The night
was clear and the sky brilliant with stars. In the open, away from the
multitude of houses, he no longer felt awkward and afraid, and went
cheerfully along. After a time he stopped and stood facing the river.
Standing on a high cliff and with a grove of trees at his back, the stars
seemed to have all gathered in the eastern sky. Below him the water of the
river reflected the stars. They seemed to be making a pathway for him into
the East.
The tall Missouri countryman sat down on a log near the edge of the cliff
and tried to see the water in the river below. Nothing was visible but a
bed of stars that danced and twinkled in the darkness. He had made his way
to a place far above the railroad bridge, but presently a through passenger
train from the West passed over it and the lights of the train looked also
like stars, stars that moved and beckoned and that seemed to fly like
flocks of birds out of the West into the East.

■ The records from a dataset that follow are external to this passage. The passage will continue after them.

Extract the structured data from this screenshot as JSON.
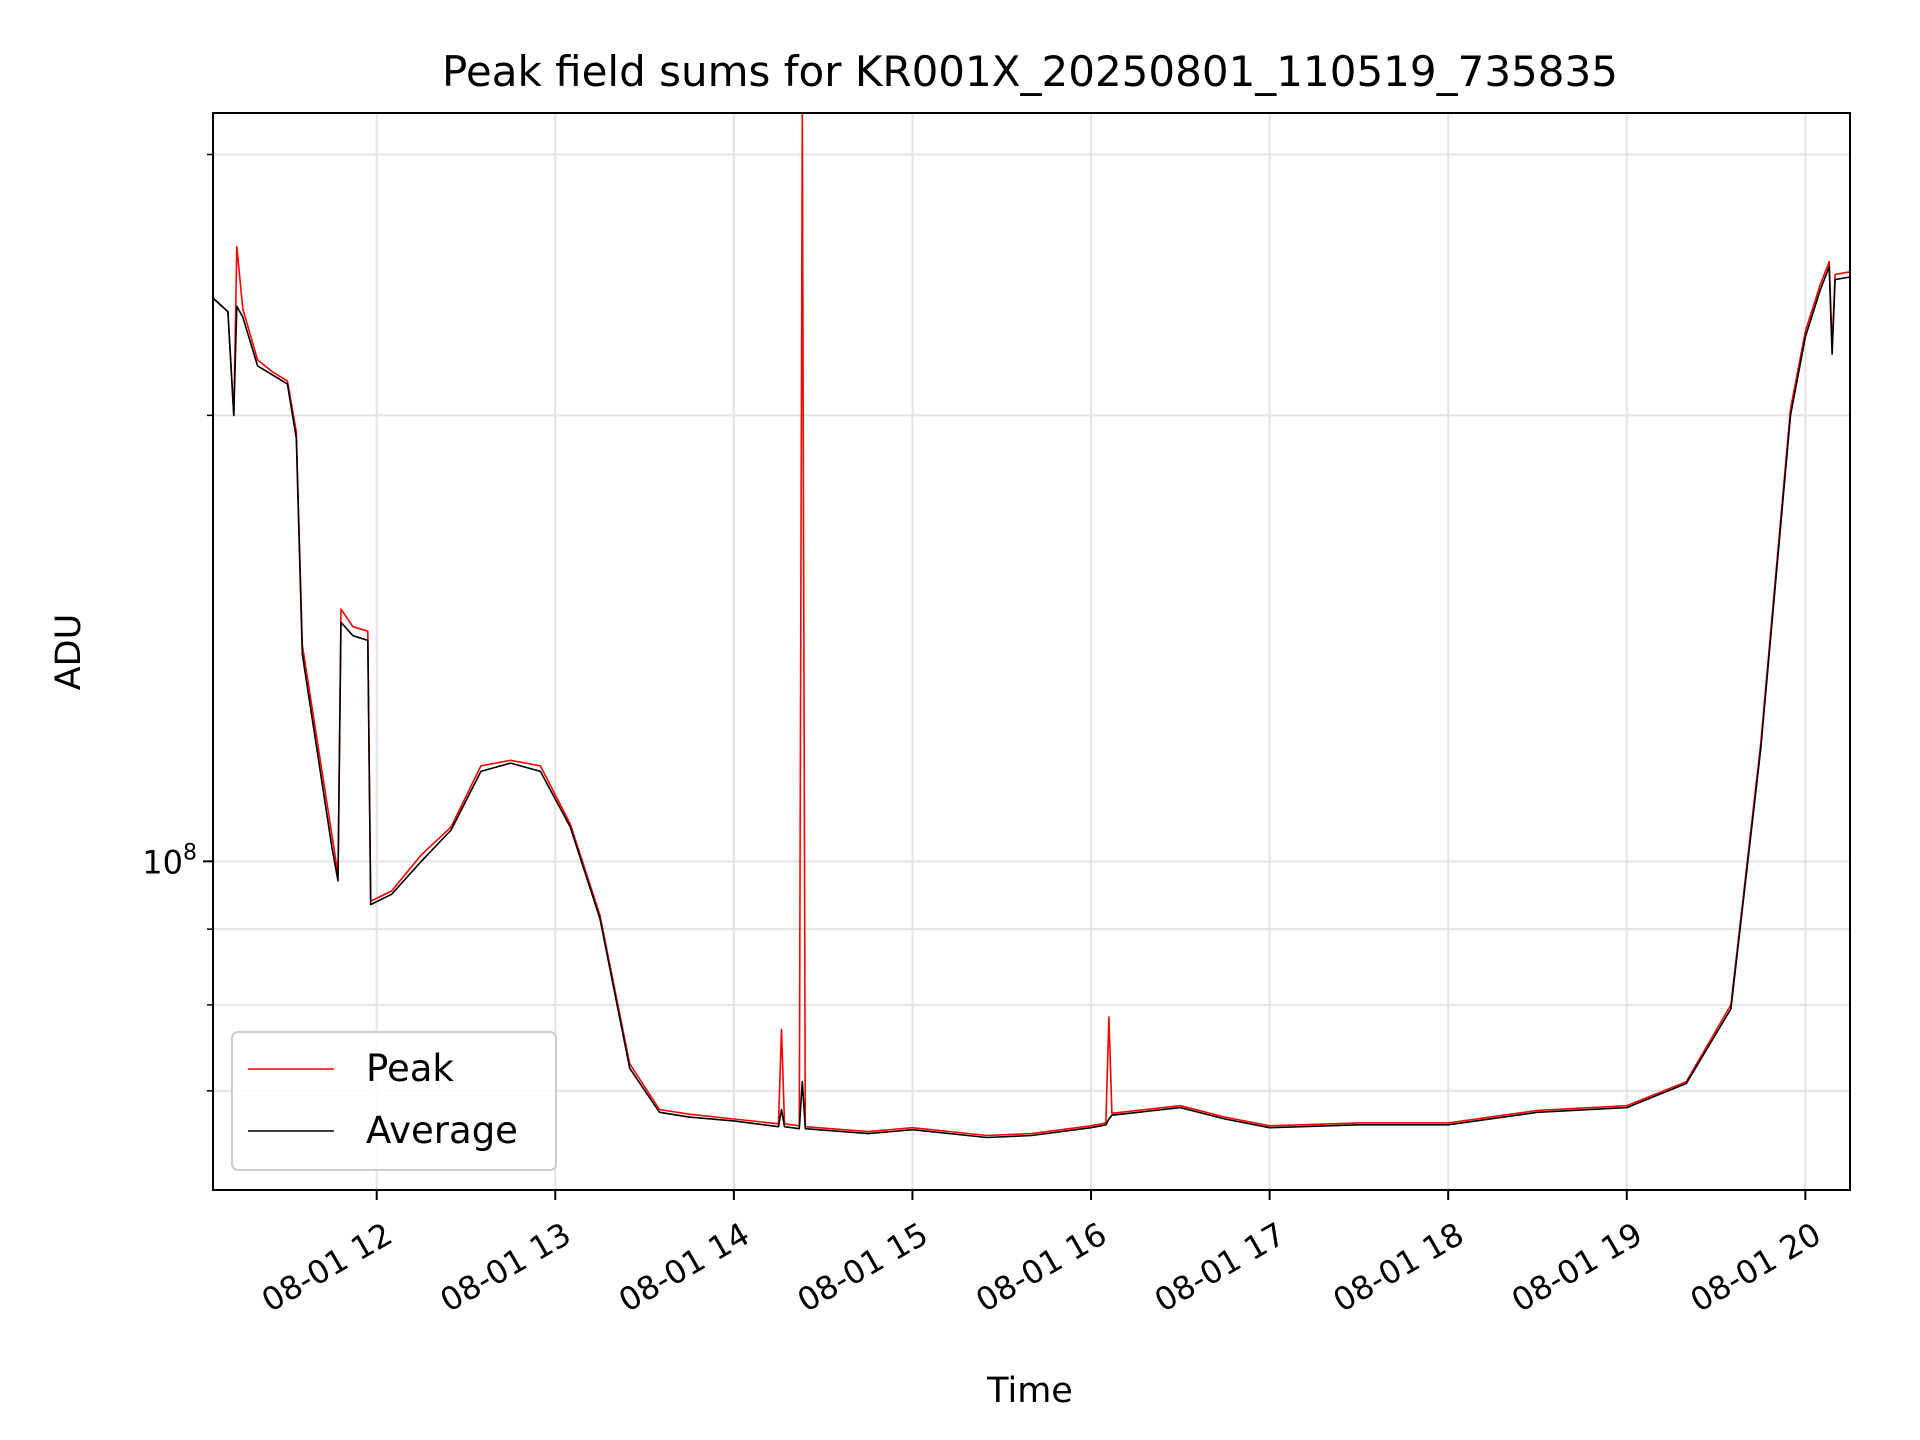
{
  "chart_data": {
    "type": "line",
    "title": "Peak field sums for KR001X_20250801_110519_735835",
    "xlabel": "Time",
    "ylabel": "ADU",
    "yscale": "log",
    "xlim": [
      "08-01 11:05",
      "08-01 20:15"
    ],
    "ylim": [
      60000000,
      320000000
    ],
    "grid": true,
    "legend_position": "lower-left",
    "x_ticks": [
      "08-01 12",
      "08-01 13",
      "08-01 14",
      "08-01 15",
      "08-01 16",
      "08-01 17",
      "08-01 18",
      "08-01 19",
      "08-01 20"
    ],
    "y_tick_label": {
      "base": "10",
      "exponent": "8"
    },
    "series": [
      {
        "name": "Peak",
        "color": "#ff0000",
        "points": [
          [
            "08-01 11:05",
            240000000
          ],
          [
            "08-01 11:10",
            235000000
          ],
          [
            "08-01 11:12",
            200000000
          ],
          [
            "08-01 11:13",
            260000000
          ],
          [
            "08-01 11:15",
            236000000
          ],
          [
            "08-01 11:20",
            218000000
          ],
          [
            "08-01 11:25",
            214000000
          ],
          [
            "08-01 11:30",
            211000000
          ],
          [
            "08-01 11:33",
            195000000
          ],
          [
            "08-01 11:35",
            140000000
          ],
          [
            "08-01 11:45",
            104000000
          ],
          [
            "08-01 11:47",
            98000000
          ],
          [
            "08-01 11:48",
            148000000
          ],
          [
            "08-01 11:52",
            144000000
          ],
          [
            "08-01 11:57",
            143000000
          ],
          [
            "08-01 11:58",
            94000000
          ],
          [
            "08-01 12:05",
            95500000
          ],
          [
            "08-01 12:15",
            101000000
          ],
          [
            "08-01 12:25",
            105500000
          ],
          [
            "08-01 12:35",
            116000000
          ],
          [
            "08-01 12:45",
            117000000
          ],
          [
            "08-01 12:55",
            116000000
          ],
          [
            "08-01 13:05",
            106000000
          ],
          [
            "08-01 13:15",
            92000000
          ],
          [
            "08-01 13:25",
            73000000
          ],
          [
            "08-01 13:35",
            68000000
          ],
          [
            "08-01 13:45",
            67500000
          ],
          [
            "08-01 14:00",
            67000000
          ],
          [
            "08-01 14:15",
            66500000
          ],
          [
            "08-01 14:16",
            77000000
          ],
          [
            "08-01 14:17",
            66500000
          ],
          [
            "08-01 14:22",
            66300000
          ],
          [
            "08-01 14:23",
            320000000
          ],
          [
            "08-01 14:24",
            66200000
          ],
          [
            "08-01 14:45",
            65700000
          ],
          [
            "08-01 15:00",
            66100000
          ],
          [
            "08-01 15:25",
            65300000
          ],
          [
            "08-01 15:40",
            65500000
          ],
          [
            "08-01 16:00",
            66300000
          ],
          [
            "08-01 16:05",
            66600000
          ],
          [
            "08-01 16:06",
            78500000
          ],
          [
            "08-01 16:07",
            67600000
          ],
          [
            "08-01 16:30",
            68400000
          ],
          [
            "08-01 16:45",
            67200000
          ],
          [
            "08-01 17:00",
            66300000
          ],
          [
            "08-01 17:30",
            66600000
          ],
          [
            "08-01 18:00",
            66600000
          ],
          [
            "08-01 18:30",
            67900000
          ],
          [
            "08-01 19:00",
            68400000
          ],
          [
            "08-01 19:20",
            71000000
          ],
          [
            "08-01 19:35",
            80000000
          ],
          [
            "08-01 19:45",
            120000000
          ],
          [
            "08-01 19:55",
            202000000
          ],
          [
            "08-01 20:00",
            228000000
          ],
          [
            "08-01 20:05",
            245000000
          ],
          [
            "08-01 20:08",
            254000000
          ],
          [
            "08-01 20:09",
            222000000
          ],
          [
            "08-01 20:10",
            249000000
          ],
          [
            "08-01 20:15",
            250000000
          ]
        ]
      },
      {
        "name": "Average",
        "color": "#000000",
        "points": [
          [
            "08-01 11:05",
            240000000
          ],
          [
            "08-01 11:10",
            235000000
          ],
          [
            "08-01 11:12",
            200000000
          ],
          [
            "08-01 11:13",
            237000000
          ],
          [
            "08-01 11:15",
            233000000
          ],
          [
            "08-01 11:20",
            216000000
          ],
          [
            "08-01 11:25",
            213000000
          ],
          [
            "08-01 11:30",
            210000000
          ],
          [
            "08-01 11:33",
            193000000
          ],
          [
            "08-01 11:35",
            138000000
          ],
          [
            "08-01 11:45",
            102000000
          ],
          [
            "08-01 11:47",
            97000000
          ],
          [
            "08-01 11:48",
            145000000
          ],
          [
            "08-01 11:52",
            142000000
          ],
          [
            "08-01 11:57",
            141000000
          ],
          [
            "08-01 11:58",
            93500000
          ],
          [
            "08-01 12:05",
            95000000
          ],
          [
            "08-01 12:15",
            100000000
          ],
          [
            "08-01 12:25",
            105000000
          ],
          [
            "08-01 12:35",
            115000000
          ],
          [
            "08-01 12:45",
            116500000
          ],
          [
            "08-01 12:55",
            115000000
          ],
          [
            "08-01 13:05",
            105500000
          ],
          [
            "08-01 13:15",
            91500000
          ],
          [
            "08-01 13:25",
            72500000
          ],
          [
            "08-01 13:35",
            67700000
          ],
          [
            "08-01 13:45",
            67200000
          ],
          [
            "08-01 14:00",
            66800000
          ],
          [
            "08-01 14:15",
            66200000
          ],
          [
            "08-01 14:16",
            68000000
          ],
          [
            "08-01 14:17",
            66200000
          ],
          [
            "08-01 14:22",
            66000000
          ],
          [
            "08-01 14:23",
            71000000
          ],
          [
            "08-01 14:24",
            66000000
          ],
          [
            "08-01 14:45",
            65500000
          ],
          [
            "08-01 15:00",
            65900000
          ],
          [
            "08-01 15:25",
            65100000
          ],
          [
            "08-01 15:40",
            65300000
          ],
          [
            "08-01 16:00",
            66100000
          ],
          [
            "08-01 16:05",
            66400000
          ],
          [
            "08-01 16:06",
            67000000
          ],
          [
            "08-01 16:07",
            67400000
          ],
          [
            "08-01 16:30",
            68200000
          ],
          [
            "08-01 16:45",
            67000000
          ],
          [
            "08-01 17:00",
            66100000
          ],
          [
            "08-01 17:30",
            66400000
          ],
          [
            "08-01 18:00",
            66400000
          ],
          [
            "08-01 18:30",
            67700000
          ],
          [
            "08-01 19:00",
            68200000
          ],
          [
            "08-01 19:20",
            70800000
          ],
          [
            "08-01 19:35",
            79500000
          ],
          [
            "08-01 19:45",
            119000000
          ],
          [
            "08-01 19:55",
            200000000
          ],
          [
            "08-01 20:00",
            226000000
          ],
          [
            "08-01 20:05",
            243000000
          ],
          [
            "08-01 20:08",
            252000000
          ],
          [
            "08-01 20:09",
            220000000
          ],
          [
            "08-01 20:10",
            247000000
          ],
          [
            "08-01 20:15",
            248000000
          ]
        ]
      }
    ]
  }
}
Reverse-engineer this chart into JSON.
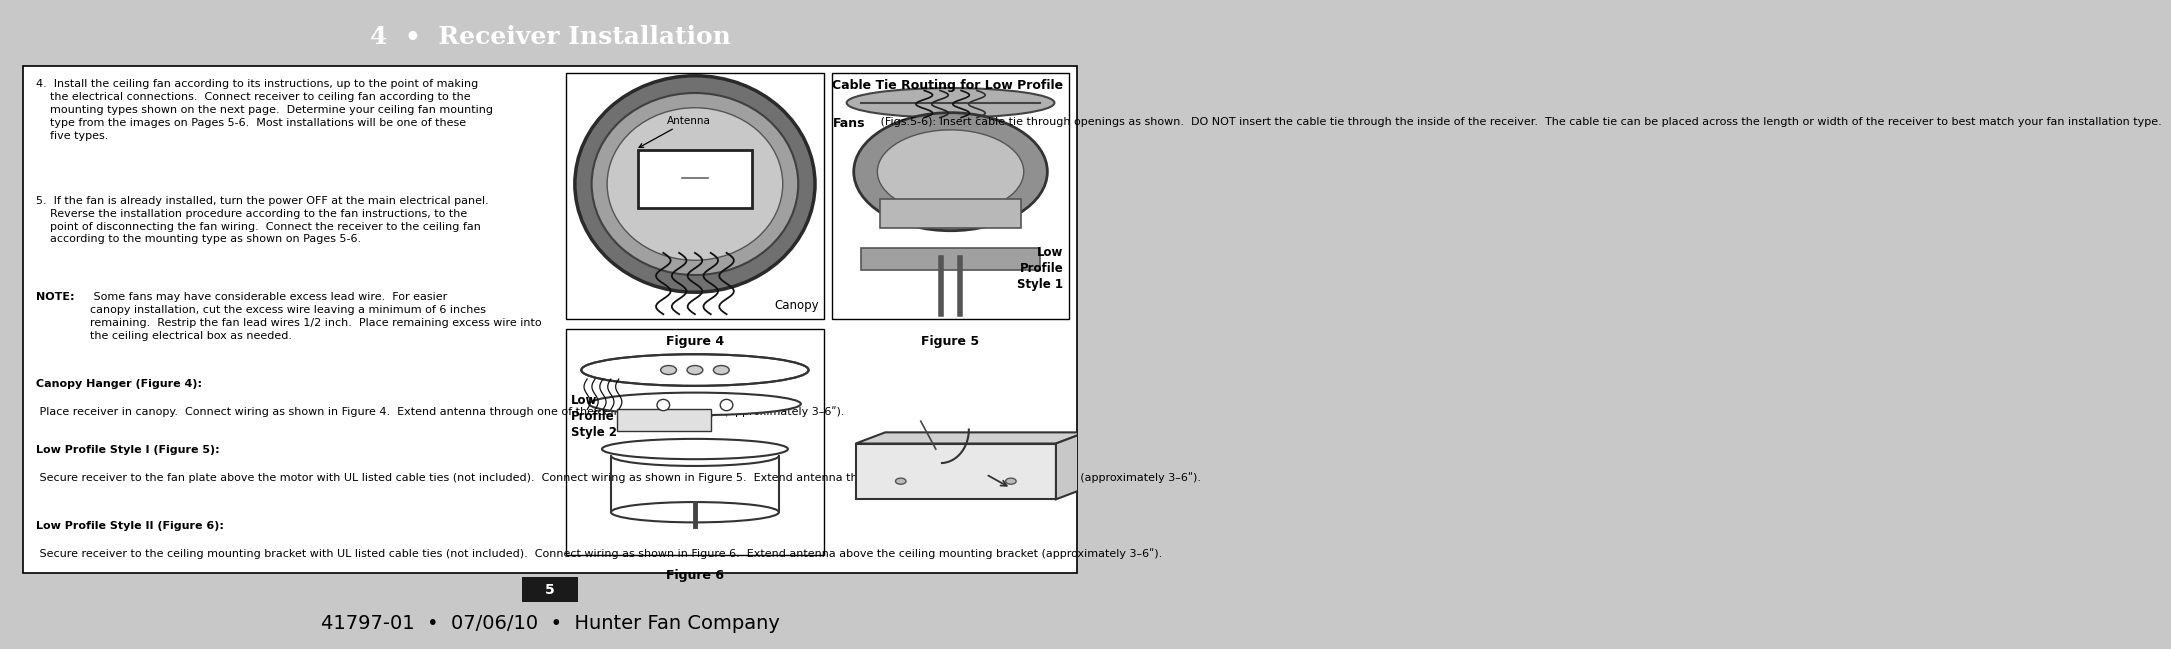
{
  "title": "4  •  Receiver Installation",
  "title_bg": "#1a1a1a",
  "title_color": "#ffffff",
  "page_bg": "#ffffff",
  "outer_bg": "#c8c8c8",
  "footer_text": "41797-01  •  07/06/10  •  Hunter Fan Company",
  "page_number": "5",
  "page_num_bg": "#1a1a1a",
  "page_num_color": "#ffffff",
  "body_text_1": "4.  Install the ceiling fan according to its instructions, up to the point of making\n    the electrical connections.  Connect receiver to ceiling fan according to the\n    mounting types shown on the next page.  Determine your ceiling fan mounting\n    type from the images on Pages 5-6.  Most installations will be one of these\n    five types.",
  "body_text_2": "5.  If the fan is already installed, turn the power OFF at the main electrical panel.\n    Reverse the installation procedure according to the fan instructions, to the\n    point of disconnecting the fan wiring.  Connect the receiver to the ceiling fan\n    according to the mounting type as shown on Pages 5-6.",
  "note_bold": "NOTE:",
  "note_text": " Some fans may have considerable excess lead wire.  For easier\ncanopy installation, cut the excess wire leaving a minimum of 6 inches\nremaining.  Restrip the fan lead wires 1/2 inch.  Place remaining excess wire into\nthe ceiling electrical box as needed.",
  "canopy_title": "Canopy Hanger (Figure 4):",
  "canopy_body": " Place receiver in canopy.  Connect wiring as shown in Figure 4.  Extend antenna through one of the ceiling plate openings (approximately 3–6ʺ).",
  "lp1_title": "Low Profile Style I (Figure 5):",
  "lp1_body": " Secure receiver to the fan plate above the motor with UL listed cable ties (not included).  Connect wiring as shown in Figure 5.  Extend antenna through one of the ceiling plate openings (approximately 3–6ʺ).",
  "lp2_title": "Low Profile Style II (Figure 6):",
  "lp2_body": " Secure receiver to the ceiling mounting bracket with UL listed cable ties (not included).  Connect wiring as shown in Figure 6.  Extend antenna above the ceiling mounting bracket (approximately 3–6ʺ).",
  "cable_tie_title1": "Cable Tie Routing for Low Profile",
  "cable_tie_title2": "Fans",
  "cable_tie_body": " (Figs.5-6): Insert cable tie through openings as shown.  DO NOT insert the cable tie through the inside of the receiver.  The cable tie can be placed across the length or width of the receiver to best match your fan installation type.",
  "fig4_label": "Figure 4",
  "fig4_sublabel": "Canopy",
  "fig4_antenna": "Antenna",
  "fig5_label": "Figure 5",
  "fig5_sublabel": "Low\nProfile\nStyle 1",
  "fig6_label": "Figure 6",
  "fig6_sublabel": "Low\nProfile\nStyle 2"
}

For several hours Hugh sat on the log in the darkness. He decided that it
was hopeless for him to find his way back to the hotel, and was glad of the
excuse for staying abroad. His body for the first time in his life felt
light and strong and his mind was feverishly awake. A buggy in which sat a
young man and woman went along the road at his back, and after the voices
had died away silence came, broken only at long intervals during the hours
when he sat thinking of his future by the barking of a dog in some distant
house or the churning of the paddle-wheels of a passing river boat.